In the few months it was widely implemented in some of NCR’s biggest cities, NCAP did bring benefits that some would say were unfairly ignored in the debate. I’ll discuss some of those in this article, as well as proposals for remedying NCAP’s main deficiencies, which would be critical to restarting the program.
NCAP encourages disciplined driving
Before NCAP, drivers were certain they would not be punished for violating rules if there was no law enforcer in sight. With NCAP active, there was now a non-zero certainty that you would be caught breaking a rule even if there wasn’t a human enforcer stationed where you happened to be. Going from zero to non-zero in the certainty of law enforcement is always something to celebrate.
The evidence bears it out—as of this writing, the cities of Manila and Quezon City mentioned that NCAP reduced their road accidents. All over the world, traffic cameras running NCAP show a decrease in road crashes, which comes from safer, law-abiding traffic behavior. There’s no reason to think that wouldn’t be the case here if we implement NCAP properly. So, that also means lives are at stake every day if we don’t put NCAP back in place.
NCAP reduces violator-side corruption
One of the more bizarre things I’ve heard thrown against NCAP is that it represents “wholesale corruption” by the government, and the fines are there to just line the pockets of greedy officials.
FYI, that’s not what “corruption” means, and that’s not how the fines work. But when traffic offenders attempt to bribe enforcers or intimidate them with bluster and name-drops to get out of their tickets, isn’t that corruption, too?
Think “Di mo ba kilala kung sino ako?” NCAP doesn’t give guys like that a chance to be bullies. And let’s be honest: While extortion by enforcers gets a lot of attention, part of why bribery exists is because there are too many people willing to bribe their way out of accountability. NCAP actually gets rid of this form of corruption, and makes sure that these people get what they deserve.
NCAP protects the health of government personnel
Government agencies like MMDA and LGUs obviously stand to save money from NCAP by having to deploy fewer traffic enforcers, but it also makes traffic enforcement safer.

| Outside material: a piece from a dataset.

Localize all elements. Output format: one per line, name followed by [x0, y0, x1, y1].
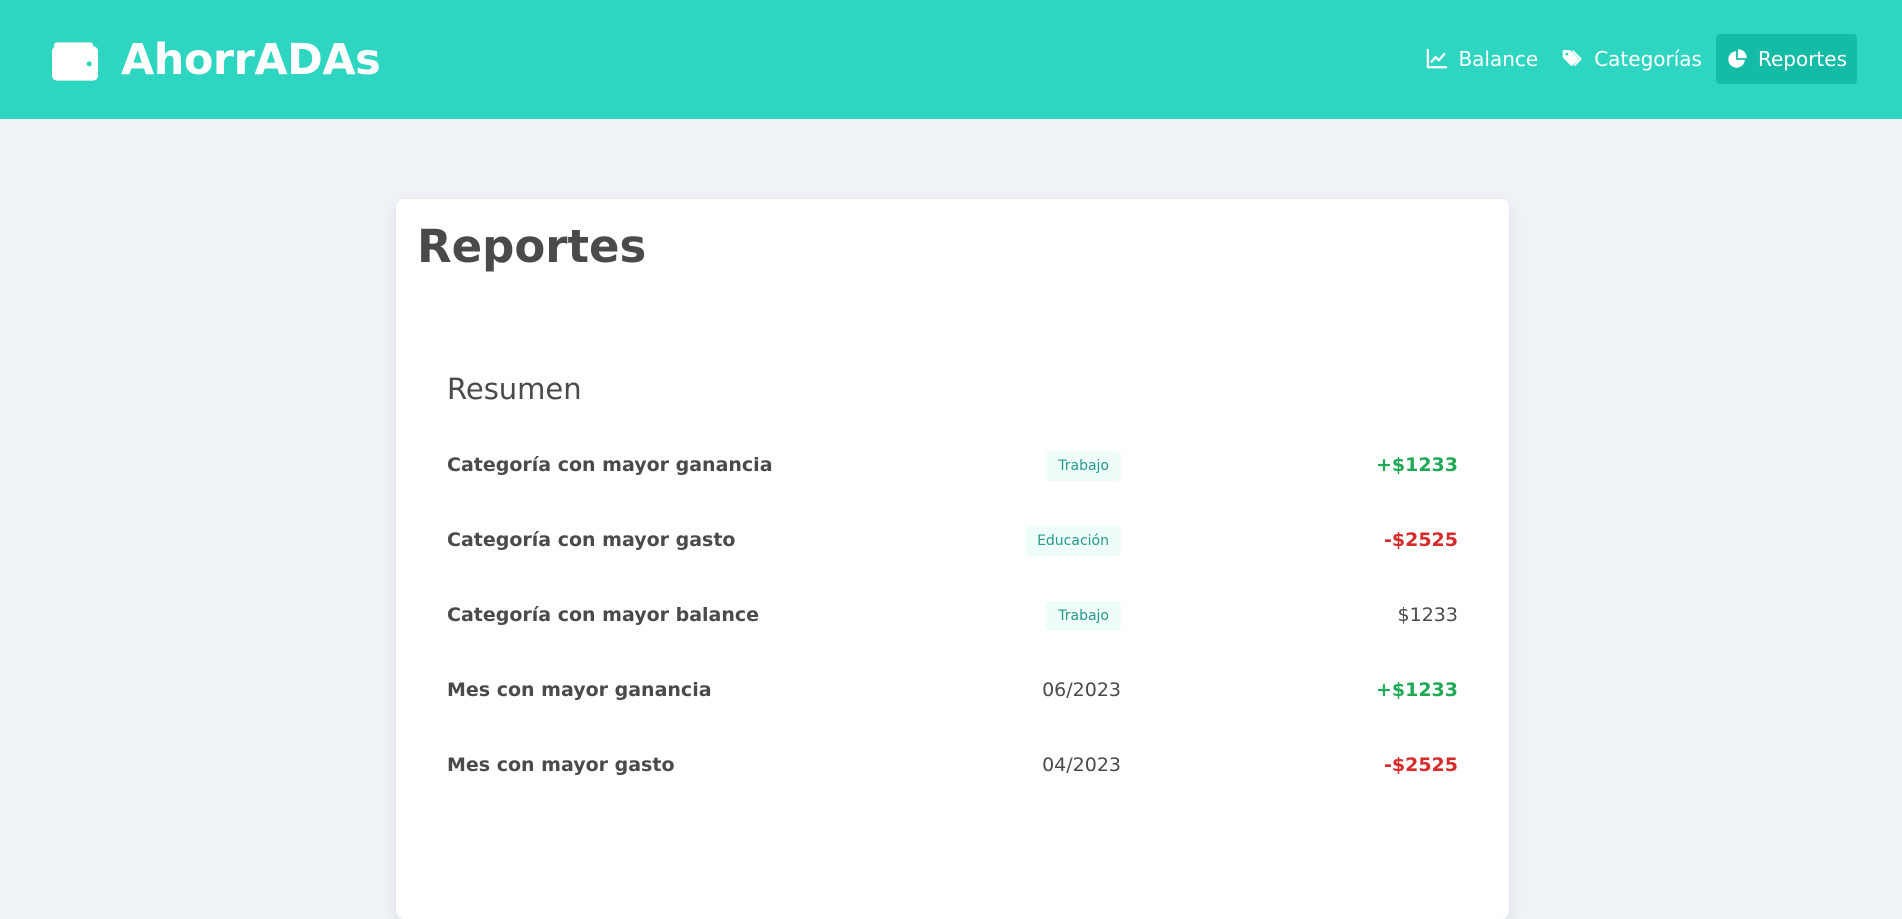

Traffic enforcers have a hard job when they have to stand in place watching for violations. They have to be out in the sun, rain, heat, and smog, which is not only stressful, but it is downright unhealthy at many smoke-filled intersections—to say nothing about the danger of being hit by a homicidal driver.
Just think about this: If that’s not a job you would want for your parents, you shouldn’t wish it on anyone else. And indeed, with NCAP, we can give traffic enforcers less hazardous roles, such as being moving patrols that respond quickly to road crashes.
What to do about NCAP?
While I would like this issue to be resolved quickly by the Supreme Court, we can’t exactly rush the Court’s wisdom. In the meantime, we need a road map for fixing NCAP’s most immediate issues so that we can reimplement it and derive its benefits straight away. I propose two main courses of action:
1. Allow people to start the dispute process online. If the complaint has merit, then let it proceed to in-person adjudication, or even better, allow the fines to be reversed immediately if the case looks strong. May as well make that part of the process no-contact, too, right?
2. Focus on violations where cameras can provide solid evidence, such as speeding, illegal parking, and violating bike lanes and pedestrian lanes.
As a parting note, it’s worth saying that many of the technical issues could have probably been solved without having to take the case to court. In fact, if there was leadership from supra-LGU policymakers in acknowledging and resolving these issues, maybe no one would have sued in the first place, or the court would not have seen urgency to rule this way.
Now is not the time for those at the top to take a break. Perhaps if they act decisively, they might persuade the court to set a deadline—but they need to act fast.